Who Is the Messiah? Matthew 22


A text — Matthew 22:34-46
22:34 When the Pharisees heard that he had silenced the Sadducees, they gathered together,
22:35 and one of them, a lawyer, asked him a question to test him.
22:36 “Teacher, which commandment in the law is the greatest?”
22:37 He said to him, “‘You shall love the Lord your God with all your heart, and with all your soul, and with all your mind.’
22:38 This is the greatest and first commandment.
22:39 And a second is like it: ‘You shall love your neighbor as yourself.’
22:40 On these two commandments hang all the law and the prophets.”
22:41 Now while the Pharisees were gathered together, Jesus asked them this question:
22:42 “What do you think of the Messiah? Whose son is he?” They said to him, “The son of David.”
22:43 He said to them, “How is it then that David by the Spirit calls him Lord, saying,
22:44 ‘The Lord said to my Lord, “Sit at my right hand, until I put your enemies under your feet”‘?
22:45 If David thus calls him Lord, how can he be his son?”
22:46 No one was able to give him an answer, nor from that day did anyone dare to ask him any more questions.

A reflection:

When we look at this Matthew passage, it may be helpful to know when the story happened: three days before Jesus’ death. It was Tuesday, and Jesus was teaching in the Temple when church leaders tried to entrap him one last time. They asked which was the greatest commandment, and Jesus said there were two, one almost as important as the other, for if you obeyed the first (love God above all) you were compelled to do the second (love your neighbor as yourself).

With this answer, Jesus established God the Creator and the loving Father of the nation of Israel to be the most important being to have a relationship with. Further, he was implying that having a right relationship with God would lead to peace with all people. Then it was time for Jesus to ask a question. Jesus asked them the most important question he could: basically “Who is the Christ and whose son is he?” Jesus had just been proclaimed the Christ by the crowds on Palm Sunday in the triumphal procession into Jerusalem.
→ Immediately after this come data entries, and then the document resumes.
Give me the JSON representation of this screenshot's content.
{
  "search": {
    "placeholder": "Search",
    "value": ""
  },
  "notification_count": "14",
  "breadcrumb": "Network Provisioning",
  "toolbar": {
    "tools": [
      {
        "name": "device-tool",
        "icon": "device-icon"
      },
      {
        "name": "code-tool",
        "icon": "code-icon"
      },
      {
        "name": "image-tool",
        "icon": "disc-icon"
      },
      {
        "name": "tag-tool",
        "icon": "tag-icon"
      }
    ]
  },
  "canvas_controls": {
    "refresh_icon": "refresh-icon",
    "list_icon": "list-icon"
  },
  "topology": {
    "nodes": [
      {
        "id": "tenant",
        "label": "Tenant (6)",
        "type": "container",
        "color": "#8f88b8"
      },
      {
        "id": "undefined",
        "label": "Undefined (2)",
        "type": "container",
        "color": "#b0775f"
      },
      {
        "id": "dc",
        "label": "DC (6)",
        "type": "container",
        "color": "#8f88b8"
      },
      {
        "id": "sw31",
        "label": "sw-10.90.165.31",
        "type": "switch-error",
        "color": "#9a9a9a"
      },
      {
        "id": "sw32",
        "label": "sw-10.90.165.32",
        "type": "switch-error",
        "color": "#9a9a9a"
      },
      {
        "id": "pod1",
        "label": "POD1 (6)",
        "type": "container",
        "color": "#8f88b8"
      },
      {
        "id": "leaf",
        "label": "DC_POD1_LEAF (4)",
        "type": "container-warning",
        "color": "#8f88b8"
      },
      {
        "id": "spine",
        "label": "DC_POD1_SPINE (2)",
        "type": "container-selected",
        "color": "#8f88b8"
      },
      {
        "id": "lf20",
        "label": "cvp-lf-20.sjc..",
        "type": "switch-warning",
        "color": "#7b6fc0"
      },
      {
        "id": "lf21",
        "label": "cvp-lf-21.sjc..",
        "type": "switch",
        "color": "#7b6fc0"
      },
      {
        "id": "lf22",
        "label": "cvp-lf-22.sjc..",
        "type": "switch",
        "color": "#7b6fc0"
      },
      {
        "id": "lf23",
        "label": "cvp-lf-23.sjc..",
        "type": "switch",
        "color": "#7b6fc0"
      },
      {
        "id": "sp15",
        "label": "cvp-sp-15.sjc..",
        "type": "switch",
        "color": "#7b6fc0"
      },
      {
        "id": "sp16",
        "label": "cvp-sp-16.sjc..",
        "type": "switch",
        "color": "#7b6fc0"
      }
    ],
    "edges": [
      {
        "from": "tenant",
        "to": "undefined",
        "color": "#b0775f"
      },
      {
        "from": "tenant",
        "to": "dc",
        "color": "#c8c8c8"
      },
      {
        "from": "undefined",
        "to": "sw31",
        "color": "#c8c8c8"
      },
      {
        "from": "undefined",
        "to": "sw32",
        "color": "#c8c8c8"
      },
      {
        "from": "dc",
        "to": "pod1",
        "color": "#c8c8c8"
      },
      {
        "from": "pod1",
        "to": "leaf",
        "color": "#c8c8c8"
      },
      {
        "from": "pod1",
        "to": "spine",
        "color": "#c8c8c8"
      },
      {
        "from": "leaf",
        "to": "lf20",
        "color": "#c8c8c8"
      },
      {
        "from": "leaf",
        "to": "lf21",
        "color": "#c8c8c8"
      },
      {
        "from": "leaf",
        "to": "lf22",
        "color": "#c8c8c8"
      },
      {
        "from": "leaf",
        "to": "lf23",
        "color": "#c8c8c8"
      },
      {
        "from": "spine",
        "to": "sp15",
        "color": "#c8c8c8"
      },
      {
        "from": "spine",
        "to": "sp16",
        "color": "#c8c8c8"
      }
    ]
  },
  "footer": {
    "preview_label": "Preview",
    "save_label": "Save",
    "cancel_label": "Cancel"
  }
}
Now Jesus asks the leaders, “Who is the Messiah? David’s son or God’s son?” He is really asking them “Who am I?”

They reply quickly, David’s son. A human being, descended from David.

Jesus may be giving these leaders another chance to believe in him, as the crowds seemed to do. When he points to David’s writing that the Messiah might be not just a human king but the son of God, they say no, Messiah is a human king who will do human things.

It is clear from their quick answer that Jesus and the religious leaders remain at odds and their relationship will not bear fruit. They will not believe in him as Son of God. This encounter while Jesus was teaching was really a kind of first step of his trial in the church court that took place Thursday night before Good Friday. 

But remember for a moment the question the leaders asked him: “What is the most important commandment?” In other words, “What can we do to live in right relationship with God?” Jesus answers “Love God with your whole being (all of your multi-dimensional person, every day of your life), and love your neighbor as yourself.” Even though the church leaders could not see who Jesus really was, this Son of God loved them, told them the truth, and gave his life three days later for them and for all of us.

A prayer:

Gracious God, Thank you for loving us. Thank you for teaching us even now. Thank you for the Word of God, living and growing through the ages until our day. Thank you for reminding us to love God with all of our being and to love our neighbor as ourselves. Even when that neighbor doesn’t believe in us.  Amen.